Eye For Film >> Movies >> The Last Illusion (2020) Film Review
The Last Illusion
Reviewed by: Andrew Robertson
Arseny Vilsky is a magician, in the black and white tradition. Tophat and tailcoat, handkerchiefs to wands, it gives nothing away to mention these tricks as I too serve as your master of ceremonies. This is an introduction to a particular time and place, a stage in a career.
Gorgeously shot, from from the candlelit parlours of the nouveau riche to the wet streets of a man on his differing uppers. The grey skies of unforgiving Russia, the grey walls around a meal of a kopek bun and a cup of tea without sugar. It is not magic, we are told, magic is not allowed within the Orthodox faith, the police consider it illegal. There is a declaration that it will all be done with sleight of hand, and so it is.

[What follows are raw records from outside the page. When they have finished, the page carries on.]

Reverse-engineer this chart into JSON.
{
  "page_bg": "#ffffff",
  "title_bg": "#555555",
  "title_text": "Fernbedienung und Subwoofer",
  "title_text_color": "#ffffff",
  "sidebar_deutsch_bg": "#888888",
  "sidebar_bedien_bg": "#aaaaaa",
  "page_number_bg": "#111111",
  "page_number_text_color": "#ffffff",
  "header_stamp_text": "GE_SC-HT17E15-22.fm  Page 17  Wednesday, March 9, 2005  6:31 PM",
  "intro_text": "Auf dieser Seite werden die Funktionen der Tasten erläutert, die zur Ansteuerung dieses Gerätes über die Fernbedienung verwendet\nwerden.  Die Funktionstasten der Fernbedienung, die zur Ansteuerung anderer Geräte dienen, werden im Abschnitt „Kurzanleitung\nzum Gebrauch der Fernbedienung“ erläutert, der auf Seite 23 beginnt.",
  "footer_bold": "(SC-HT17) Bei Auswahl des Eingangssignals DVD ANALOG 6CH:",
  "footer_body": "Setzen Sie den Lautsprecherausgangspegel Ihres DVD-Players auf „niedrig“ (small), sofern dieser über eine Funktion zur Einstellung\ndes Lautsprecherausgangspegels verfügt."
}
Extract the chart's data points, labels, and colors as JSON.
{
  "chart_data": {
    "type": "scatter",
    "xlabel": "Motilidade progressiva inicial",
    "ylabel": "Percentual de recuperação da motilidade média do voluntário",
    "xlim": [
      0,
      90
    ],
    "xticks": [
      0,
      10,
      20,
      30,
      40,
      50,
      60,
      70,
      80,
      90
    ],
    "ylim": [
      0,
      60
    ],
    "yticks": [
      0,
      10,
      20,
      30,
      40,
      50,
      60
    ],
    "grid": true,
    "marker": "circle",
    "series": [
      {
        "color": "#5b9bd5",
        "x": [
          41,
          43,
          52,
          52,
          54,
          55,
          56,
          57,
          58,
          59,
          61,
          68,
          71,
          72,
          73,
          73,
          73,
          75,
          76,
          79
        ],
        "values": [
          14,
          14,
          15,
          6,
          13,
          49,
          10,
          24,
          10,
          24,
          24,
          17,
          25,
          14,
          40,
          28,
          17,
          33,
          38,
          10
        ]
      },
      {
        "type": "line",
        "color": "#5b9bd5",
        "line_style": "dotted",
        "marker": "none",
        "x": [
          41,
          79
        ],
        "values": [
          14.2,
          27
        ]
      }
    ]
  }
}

The attic theatre with the candelabras, the rude mechanicals in the back row lit like a Rembrandt. Vladimir Feklenko's film is darkly poetic, painterly in its aspect. He directs, writes, or rather adapts. It is based on the story Sleight Of Hand by NA Teffi. She wrote feuilleton and other pieces for turn-of-the-century magazines like the Satiricon, an early supporter of the Bolsheviks she fell out with them in the nineteen-teens. Literary adaptations can be difficult, for every one that soars like Martin Eden there are others that cannot escape the Twilight of their dead tree past. This is helped by remaining a period piece, doubly of its era. Where others seek to update they can erode that which makes them special, but our illusionists new trick astonishes.
Pyotr Dukhovskoy's cinematography is a delight. As I think on it I am minded of the wood panelled rooms of the Wallace collection, their Holbein's on the wall. Were I not so immediately drawn to that comparison I could doubtless find echoes of Russian painters there too, even the maudlin bombast of State Funeral. Olga Tsyba's production design manages to, in a fraction of the budget, create the same sense of character and place as did Nolan's teams for The Prestige.
The music by Anton Silaev, mournful trumpet and all, with a piano theme by Alexander Motovilov helps transport us into this period piece, Romantic in the proper tradition, a moment of beauty (among moments of beauty) to consider at leisure. Stanislav Borodkin's magician is dignified and drawn, the faded grandeur of ways left behind. Within his performance, that of the child and those more cynical watching, is a stateliness, a steadiness, one which makes its collapse and his barely retained composure all the more affecting.
When he is reduced in means that he cannot produce a rouble from behind an ear, when the angles are wrong, when the crowd have started to turn - that is when the magic happens. Within a handful of scenes, drawing room, alleyway, garret and loft, The Last Illusion lays out its cards, shows nothing up its tattered sleeves. With deft direction and truly impressive lighting it carries us along to the point where we believe we know what is going on, before it produces something unmatched.